It’s been a trope in science fiction for years: someday the computers will become self-aware and take over. But in 1993, the computer scientist and science fiction author Vernor Vinge wrote a serious academic paper in which he predicted that we were only a few decades away from that scenario, which he named “The Singularity.”
In science fiction, this usually turns out badly for the human race, but Vinge and a large cadre of influential minds in computing say what happens will be beyond anything Hollywood can imagine. Vinge tells Kurt Andersen that we shouldn’t see it as us against them: we just need to merge our brains with computers. “A slightly more human-centric terminology would be, we use them simply as amplifications of our own intelligence.” After that, the Singularitarians believe, progress will jump at warp speed — we’ll be able to cure diseases and solve the vexing problems of human life.

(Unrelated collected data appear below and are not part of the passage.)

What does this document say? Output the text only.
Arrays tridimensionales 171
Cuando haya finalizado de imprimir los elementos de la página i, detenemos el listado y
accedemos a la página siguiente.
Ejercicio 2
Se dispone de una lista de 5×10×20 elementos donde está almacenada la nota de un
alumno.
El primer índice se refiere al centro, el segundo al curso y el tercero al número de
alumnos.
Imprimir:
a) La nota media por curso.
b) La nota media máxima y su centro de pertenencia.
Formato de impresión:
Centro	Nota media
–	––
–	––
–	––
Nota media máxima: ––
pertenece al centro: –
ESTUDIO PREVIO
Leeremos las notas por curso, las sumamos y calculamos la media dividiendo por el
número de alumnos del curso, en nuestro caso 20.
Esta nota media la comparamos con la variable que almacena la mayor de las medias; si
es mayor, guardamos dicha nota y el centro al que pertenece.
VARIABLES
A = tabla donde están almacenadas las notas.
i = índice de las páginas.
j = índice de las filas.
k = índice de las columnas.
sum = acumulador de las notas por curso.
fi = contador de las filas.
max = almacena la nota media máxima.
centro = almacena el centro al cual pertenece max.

When our bodies fail, we’ll upload our minds and live forever.
Vinge’s prediction inspired a cottage industry of Silicon Valley gurus to create the Singularity University, where you can spend $12,000 a week to hear lectures from Google’s director of engineering Ray Kurzweil and others on how to prepare for your bio-tech upgrade to super brilliance.
But Vinge’s optimism is a bit more nuanced. “In a way I regard the situation that we’re facing here as scary because it is sort of the radical end point of optimism,” he says. This defense against death might not be the Heaven we imagine. “It’s what happens if you sit down and think seriously about wanting the things that humans and the human condition has always cried out for the most over millennia,” he argues. “If you think seriously about overcoming some of those barriers, and what that would mean, that actually is scary.”